А как забилось у него сердце, когда служитель, заметив жадный интерес пацана, замершего над раскрытым посередине старинным звездным атласом, позволил ему благоговейно перелистать ветхую реликвию. Такое мучительное волнение он испытал потом лишь однажды, очутившись много лет спустя на датском острове Вен в восстановленной вотчине Тихо Браге - Ураниборге, первой европейской обсерватории. Аж в груди защемило, когда увидел принадлежавшие великому астроному звездные часы - ноктурлабиум. Глаз отвести не мог от торчащей вбок визирной линейки, до гладкости отполированной его пальцами, и так пристально разглядывал градуированный диск и тимпан, что глаза заслезились - сам себя уверял, что именно от этого.
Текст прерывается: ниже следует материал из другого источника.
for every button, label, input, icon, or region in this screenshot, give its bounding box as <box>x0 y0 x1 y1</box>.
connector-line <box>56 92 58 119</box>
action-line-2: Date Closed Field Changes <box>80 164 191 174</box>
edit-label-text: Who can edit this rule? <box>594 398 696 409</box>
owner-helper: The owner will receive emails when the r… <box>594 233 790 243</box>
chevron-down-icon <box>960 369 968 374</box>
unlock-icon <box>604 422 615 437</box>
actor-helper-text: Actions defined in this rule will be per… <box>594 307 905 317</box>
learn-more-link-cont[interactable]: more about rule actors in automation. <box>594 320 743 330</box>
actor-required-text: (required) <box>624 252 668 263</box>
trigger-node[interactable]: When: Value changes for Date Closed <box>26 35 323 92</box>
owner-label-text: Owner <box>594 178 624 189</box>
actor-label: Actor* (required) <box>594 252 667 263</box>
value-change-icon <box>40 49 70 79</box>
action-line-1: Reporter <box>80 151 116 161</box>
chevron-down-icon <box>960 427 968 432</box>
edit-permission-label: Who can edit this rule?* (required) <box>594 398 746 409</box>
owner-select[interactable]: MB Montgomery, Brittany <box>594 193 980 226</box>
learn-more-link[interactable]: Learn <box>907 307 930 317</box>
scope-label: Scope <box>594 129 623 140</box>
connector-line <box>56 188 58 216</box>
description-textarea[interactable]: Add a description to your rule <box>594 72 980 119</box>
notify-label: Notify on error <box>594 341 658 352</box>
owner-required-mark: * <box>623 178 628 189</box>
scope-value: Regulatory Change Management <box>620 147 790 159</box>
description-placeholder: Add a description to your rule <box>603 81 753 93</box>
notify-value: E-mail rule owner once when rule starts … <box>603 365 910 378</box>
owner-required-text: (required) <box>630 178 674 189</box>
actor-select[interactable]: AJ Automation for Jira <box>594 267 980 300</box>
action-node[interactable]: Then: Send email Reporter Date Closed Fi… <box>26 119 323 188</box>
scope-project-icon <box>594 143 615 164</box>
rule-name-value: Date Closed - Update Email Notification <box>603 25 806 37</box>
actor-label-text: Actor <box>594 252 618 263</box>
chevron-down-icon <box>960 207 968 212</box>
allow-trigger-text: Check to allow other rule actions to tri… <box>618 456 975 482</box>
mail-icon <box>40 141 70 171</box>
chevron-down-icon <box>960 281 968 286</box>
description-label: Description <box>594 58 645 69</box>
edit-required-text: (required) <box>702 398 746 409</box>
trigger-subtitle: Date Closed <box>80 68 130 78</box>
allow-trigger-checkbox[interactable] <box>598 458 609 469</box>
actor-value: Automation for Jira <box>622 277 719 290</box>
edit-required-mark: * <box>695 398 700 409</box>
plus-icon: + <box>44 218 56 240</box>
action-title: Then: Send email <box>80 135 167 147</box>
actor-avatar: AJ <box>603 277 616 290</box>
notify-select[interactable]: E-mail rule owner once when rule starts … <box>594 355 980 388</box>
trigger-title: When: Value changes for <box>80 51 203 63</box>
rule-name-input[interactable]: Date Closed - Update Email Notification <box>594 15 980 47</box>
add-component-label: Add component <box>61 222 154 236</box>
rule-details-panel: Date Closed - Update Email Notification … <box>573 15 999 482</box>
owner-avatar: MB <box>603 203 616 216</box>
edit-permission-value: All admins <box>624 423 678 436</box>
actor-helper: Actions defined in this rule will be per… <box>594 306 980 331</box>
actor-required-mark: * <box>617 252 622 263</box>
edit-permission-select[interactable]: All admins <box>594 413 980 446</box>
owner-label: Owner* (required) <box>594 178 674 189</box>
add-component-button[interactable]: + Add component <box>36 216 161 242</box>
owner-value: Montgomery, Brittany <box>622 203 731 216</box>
Не умея объяснить своего страстного влечения не к астрономии вообще, но к той давней таинственной ее поре, равно наполненной и детскими заблуждениями, и величайшими прозрениями, он знал в глубине души, что сам когда-то принадлежал к этому миру. В бесчисленных поездках по Северной Европе не упускал случая заглянуть в старые обсерватории, давно утратившие свое значение, превращенные в памятники истории и музеи. Как потерянный бродил он по гулким залам, уставленным старыми телескопами-рефракторами, кометоискателями, астрографами, разглядывал звездные карты, фотографии небесных тел и кусочки метеоритов, испытывая лишь вежливый интерес. Но стоило подняться на наблюдательную башню, увидеть непременный гномон и настенный квадрант, окна, выходящие на точки солнцестояний и равноденствий, густо испещренные отметками солнечных восходов и заходов стены - восточную и западную, каменный стол для инструментов, и он уж знал: вот тут по оси Север - Юг крепился предок меридианного круга трикветрум, а здесь должно быть стоял пассажный инструмент. Оставалось только изумляться, как мог пражский мальчишка, имевший перед глазами только детскую книжку, да десяток разрозненных экспонатов так верно и живо вообразить себе всю эту обстановку.

Да, несомненно он некогда принадлежал к этому замкнутому высокоученому мирку. И был пожалуй пламенным поклонником Аллаха, ибо ни колокольный звон, ни возвышенная прелесть церковных песнопений, ни гудящий громовыми раскатами величественный глас органа не тронули его души так глубоко, как услышанный однажды на закате призыв муэдзина. Кажется, это было в ту самую поездку…

---------------------------------------------------
* Гефле Порслин и Бо Фаянс (Gefle Porslin и Bo Fajans) Два керамических завода в Евле. Основаны в 1874 - закрыты (у нас) в 1979. Выпускали все: от цветочных горшков, копилок и банок из-под сиропа до великолепных произведений искусства, созданных для всемирных выставок в период с 1870-х по 1970-е годы.

**Замок Евле (Gävle slott) - в 16 веке это и впрямь был замок, но потом его столько раз перестраивали, что в конце концов он превратился просто в красивый особняк, хотя называется по-прежнему замком, а площадь - Замковой. В этом здании расположена резиденция губернатора и правительственные учреждения.

***Запряжка а-ля д'Омон - в ней вместо кучера используют верховых форейторов, которые обычно едут слева.